I THINK I read to eat nuts - which I do - but I cant remember if this had to do with amino acids :P.

Can someone tell me if I need to take a supplement to get the proper amino acids in my vegetarian (almost vegan) diet?

j&k
Oct 17th, 2006, 10:09 PM
Provided you are not just eating refined foods and fruits, and you are eating sufficient calories, you are getting all the amino acids you need on a vegan or vegetarian diet. On a vegan diet, the amino acids that can sometimes show up as a deficiency are carnitine and taurine. These are conditionally essential amino acids, meaning your body should produce them, but not everyone does in sufficient quantities. But, deficiencies in carnitine and taurine are very rare, and is almost never a concern.

Best,
Josh

auntierozzi
Oct 17th, 2006, 10:13 PM
I am glad you asked this question! I have just read, in a criticism of the China Study on Amazon, about the apparent difficulty of getting and making sufficient amounts of creatine, taurine, carnitine and carnosine in our diet. How much of these do we need? I would be interested if anyone has information.

Thanks

j&k
Oct 17th, 2006, 10:26 PM
As I said before, amino acid deficiency in vegans is extremely rare. Most vegans need not concern themselves.
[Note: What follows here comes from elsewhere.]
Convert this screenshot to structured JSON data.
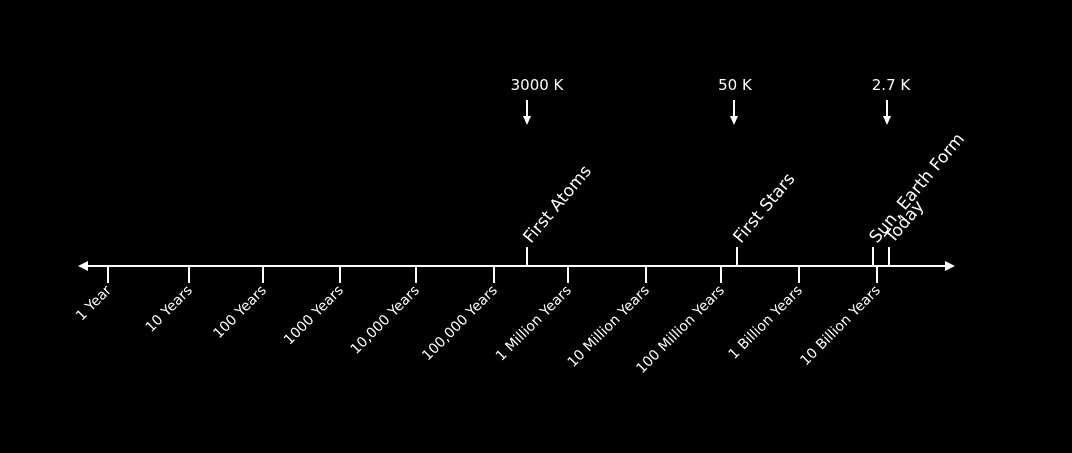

The creatine and carnosine arguments are not legitimate. The taurine and carnitine can be a problem, as I said, for a very small population of vegans.

The person who reviewed the China Study posted bad information.

Best,
Josh

rianaelf
Oct 17th, 2006, 10:42 PM
Alfalfa sprouts have, i think, the complete range of amino acids

nervine
Oct 18th, 2006, 02:34 AM
Same with green peas I think. Brocolli has also a wide range of amino acids.

Look on http://www.nutritiondata.com

auntierozzi
Oct 18th, 2006, 07:12 AM
Thanks for sharing your knowledge. I posted my first message at the same time as you Josh, so sorry to make you repeat yourself! I was really surprized to read that scathing attack of the China Study and wonder now if it was posted by some person working for the meat industry..:(

herbwormwood
Oct 18th, 2006, 04:55 PM
seem to recall from school biology class that amino acids are the building blocks of protein.
sounds like a re-hash of the old adage "where do vegans get protein?"

rantipole
Oct 18th, 2006, 06:16 PM
Quinoa is a grain that has a wide range of amino acids (all of the essentials, I think, but I'm not sure about taurine and creatine). I think between whole grains, nuts, and a wide variety of vegetables, you should be fine. I've never heard of anyone having an amino acid deficiency who wasn't actually starving.

Cheers,
rant

j&k
Oct 18th, 2006, 06:24 PM
None of these foods (alfalfa sprouts, brocolli or quinoa) have appreciable amounts of taurine or carnitine. These amino acids basically are not found in vegetation. As I said, though, they are only conditionally essential because the body makes these amino acids from other substances.

Protein deficiency though, is not a problem for vegans provided they eat a sensible diet and are eating sufficient calories.